5)  Resolve the issue. 
    Here are some possible actions based on your evaluation in step 4
        a) An error in your code.
        Fix it #:)
    b) Someone else's test failure all together. 
       Look at the recent checkins and try to guess the culprit and post.
        (See Dan's mail earlier today entitled 
        jdbcapi/testRelative failing & Derby-186) for an example of this.)
    c) A master update.
        update the master  and  make sure you include an explanatio in
your patch.


If you get stuck along the way, please post to the list, but make sure
you include.
1) The small bit of sql or java code in question. 

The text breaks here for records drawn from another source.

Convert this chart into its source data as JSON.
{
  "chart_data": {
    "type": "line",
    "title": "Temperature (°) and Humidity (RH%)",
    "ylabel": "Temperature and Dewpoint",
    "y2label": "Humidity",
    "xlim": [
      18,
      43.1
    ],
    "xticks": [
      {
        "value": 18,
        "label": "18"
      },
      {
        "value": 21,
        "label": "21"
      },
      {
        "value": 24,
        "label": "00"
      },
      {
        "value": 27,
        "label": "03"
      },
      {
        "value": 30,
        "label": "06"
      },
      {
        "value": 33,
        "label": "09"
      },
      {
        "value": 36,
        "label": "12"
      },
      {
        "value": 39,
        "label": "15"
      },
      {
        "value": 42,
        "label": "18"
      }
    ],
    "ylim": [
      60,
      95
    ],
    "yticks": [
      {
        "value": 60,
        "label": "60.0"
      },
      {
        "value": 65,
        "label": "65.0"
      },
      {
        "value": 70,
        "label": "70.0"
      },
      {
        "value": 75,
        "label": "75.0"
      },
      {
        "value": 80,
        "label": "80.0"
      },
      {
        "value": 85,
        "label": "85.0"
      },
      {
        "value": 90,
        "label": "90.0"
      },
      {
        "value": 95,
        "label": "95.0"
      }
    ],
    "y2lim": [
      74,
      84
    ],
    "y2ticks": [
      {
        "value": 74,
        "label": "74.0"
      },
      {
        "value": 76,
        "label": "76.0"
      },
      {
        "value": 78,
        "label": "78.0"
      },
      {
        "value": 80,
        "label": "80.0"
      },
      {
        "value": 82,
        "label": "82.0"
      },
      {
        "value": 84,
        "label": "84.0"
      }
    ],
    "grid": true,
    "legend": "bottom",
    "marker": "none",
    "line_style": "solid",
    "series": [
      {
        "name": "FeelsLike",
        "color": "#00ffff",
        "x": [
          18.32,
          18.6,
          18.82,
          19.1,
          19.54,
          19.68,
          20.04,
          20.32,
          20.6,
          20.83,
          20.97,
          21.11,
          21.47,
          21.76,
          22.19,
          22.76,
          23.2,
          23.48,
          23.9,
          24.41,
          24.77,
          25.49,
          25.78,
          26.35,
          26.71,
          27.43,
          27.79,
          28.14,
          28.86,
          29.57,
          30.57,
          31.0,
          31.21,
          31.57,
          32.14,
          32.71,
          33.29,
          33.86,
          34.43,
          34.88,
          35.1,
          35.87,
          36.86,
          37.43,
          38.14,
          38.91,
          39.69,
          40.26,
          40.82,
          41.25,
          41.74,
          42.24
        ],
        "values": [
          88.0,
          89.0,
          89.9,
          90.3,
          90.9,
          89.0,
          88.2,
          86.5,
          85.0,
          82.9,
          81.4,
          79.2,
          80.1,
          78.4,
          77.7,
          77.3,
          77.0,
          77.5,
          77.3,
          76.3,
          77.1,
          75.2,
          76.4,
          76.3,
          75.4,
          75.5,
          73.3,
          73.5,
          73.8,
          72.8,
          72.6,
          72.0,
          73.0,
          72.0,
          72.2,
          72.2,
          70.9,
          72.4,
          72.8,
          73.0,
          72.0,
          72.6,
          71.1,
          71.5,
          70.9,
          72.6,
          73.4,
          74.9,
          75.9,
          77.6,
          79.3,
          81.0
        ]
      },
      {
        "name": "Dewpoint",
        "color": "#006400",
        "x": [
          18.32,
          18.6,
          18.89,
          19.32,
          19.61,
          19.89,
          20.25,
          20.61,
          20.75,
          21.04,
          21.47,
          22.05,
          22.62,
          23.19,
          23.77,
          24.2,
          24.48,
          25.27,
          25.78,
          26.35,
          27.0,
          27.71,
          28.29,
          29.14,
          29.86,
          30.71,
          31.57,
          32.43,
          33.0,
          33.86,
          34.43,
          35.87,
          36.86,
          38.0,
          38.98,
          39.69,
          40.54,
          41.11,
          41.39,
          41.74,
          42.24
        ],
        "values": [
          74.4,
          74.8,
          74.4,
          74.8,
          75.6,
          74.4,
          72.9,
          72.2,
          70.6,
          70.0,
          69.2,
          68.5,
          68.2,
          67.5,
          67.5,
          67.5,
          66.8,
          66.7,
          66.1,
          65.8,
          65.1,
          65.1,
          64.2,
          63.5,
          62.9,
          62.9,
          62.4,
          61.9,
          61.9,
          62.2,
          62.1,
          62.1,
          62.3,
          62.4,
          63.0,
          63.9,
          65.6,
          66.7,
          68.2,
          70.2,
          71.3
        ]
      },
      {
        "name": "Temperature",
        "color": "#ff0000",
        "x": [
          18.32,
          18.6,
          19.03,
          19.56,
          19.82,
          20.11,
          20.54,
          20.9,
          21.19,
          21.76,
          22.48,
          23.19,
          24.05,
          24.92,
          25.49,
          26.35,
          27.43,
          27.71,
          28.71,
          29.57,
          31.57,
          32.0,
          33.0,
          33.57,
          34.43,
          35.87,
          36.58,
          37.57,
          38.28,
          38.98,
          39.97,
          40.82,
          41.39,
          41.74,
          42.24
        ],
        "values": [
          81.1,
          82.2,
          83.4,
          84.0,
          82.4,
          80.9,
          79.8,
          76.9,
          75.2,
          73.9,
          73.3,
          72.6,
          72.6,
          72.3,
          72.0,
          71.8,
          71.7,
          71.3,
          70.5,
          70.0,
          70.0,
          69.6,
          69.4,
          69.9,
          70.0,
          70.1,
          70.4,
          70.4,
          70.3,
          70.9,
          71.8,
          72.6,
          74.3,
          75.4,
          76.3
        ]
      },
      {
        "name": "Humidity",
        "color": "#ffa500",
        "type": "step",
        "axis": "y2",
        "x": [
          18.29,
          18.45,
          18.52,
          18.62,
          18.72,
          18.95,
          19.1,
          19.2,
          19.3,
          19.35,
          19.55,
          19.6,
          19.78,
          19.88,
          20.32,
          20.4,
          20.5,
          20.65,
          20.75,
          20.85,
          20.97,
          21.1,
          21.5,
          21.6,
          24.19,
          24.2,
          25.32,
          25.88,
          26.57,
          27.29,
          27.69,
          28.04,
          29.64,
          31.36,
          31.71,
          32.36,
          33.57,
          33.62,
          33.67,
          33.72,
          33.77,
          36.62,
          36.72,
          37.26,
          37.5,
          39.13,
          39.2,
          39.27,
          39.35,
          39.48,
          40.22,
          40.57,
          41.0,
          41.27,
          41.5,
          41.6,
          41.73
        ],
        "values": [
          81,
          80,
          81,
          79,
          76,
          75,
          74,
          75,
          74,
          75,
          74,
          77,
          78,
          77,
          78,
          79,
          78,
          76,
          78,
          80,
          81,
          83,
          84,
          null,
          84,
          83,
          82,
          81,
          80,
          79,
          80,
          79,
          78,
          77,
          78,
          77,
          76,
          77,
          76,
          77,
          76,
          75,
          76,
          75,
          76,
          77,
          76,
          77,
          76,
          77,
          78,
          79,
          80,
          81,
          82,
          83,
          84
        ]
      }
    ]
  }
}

2) A description of the old and new behaviour and what you think the
right behavior should be.
3) The stack trace if there is one.
4) What you have learned so far from your own evaluation of 1-3 above.
5) A specific question that is not going to take a lot of research for
someone to answer that you think might send you back along your way if
answered.

Hope this helped.  Good luck and happy debugging.  I really do hope you
will consider writing up the process as you become comfortable with it.